NASDAQ: HQY was first available for trading on Friday, with an opening price of $57.41. The debt-to-equity ratio was calculated to be 0.48, the current ratio was determined to be 3.01, and the quick ratio was also calculated to be 3.01. The price of one share of HealthEquity fluctuated between $48.42 and $79.20 over the twelve months leading up to the most recent one. The price-to-earnings ratio for this company is -80.01; the price-to-growth ratio for this company is 3.08; and the beta value for this company is 0.80. The company currently has a market capitalization of $4.86 billion. The stock’s price has reached $61.51 on its moving average over the past 50 days, while it has reached $64.65 on its moving average over the past 200 days.
On Tuesday, December 6th, HealthEquity (NASDAQ: HQY) released its most recent quarterly earnings report for the investing public. The quarterly earnings per share came in at $0.21, which was $0.01 higher than the estimate by analysts, which was $0.20. Analysts made the consensus estimate. Even though HealthEquity’s net margin was negative by 7.07 percent, the company still generated a positive return on equity of 2.82 percent. Market analysts projected that the company would bring in between $206.58 million and $216.09 million in revenue during the quarter. This range of revenue was anticipated for the company. According to the forecasts of equity market researchers, HealthEquity will bring in $0.74 in profits per share for the current fiscal year.

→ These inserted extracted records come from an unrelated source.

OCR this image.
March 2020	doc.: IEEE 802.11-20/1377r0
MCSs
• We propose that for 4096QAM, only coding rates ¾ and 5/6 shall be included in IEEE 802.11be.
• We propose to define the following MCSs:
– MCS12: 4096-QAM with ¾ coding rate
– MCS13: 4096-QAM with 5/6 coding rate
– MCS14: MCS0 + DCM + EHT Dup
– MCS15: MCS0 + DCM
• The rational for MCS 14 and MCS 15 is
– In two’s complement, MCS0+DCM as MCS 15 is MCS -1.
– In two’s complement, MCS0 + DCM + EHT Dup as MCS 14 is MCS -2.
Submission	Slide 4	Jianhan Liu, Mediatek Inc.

Consumers and businesses in the United States can utilize technology-enabled service platforms thanks to HealthEquity, Inc. People can pay their medical bills, receive personalized benefits and clinical information, assess treatment options and costs, gain wellness incentives, increase their savings, and make investment decisions using platforms hosted in the cloud. Clinical information, treatment options, cost evaluation, wellness incentives, increased savings, and decision-making regarding investment opportunities are all included. In addition to starting health savings accounts, this should be done.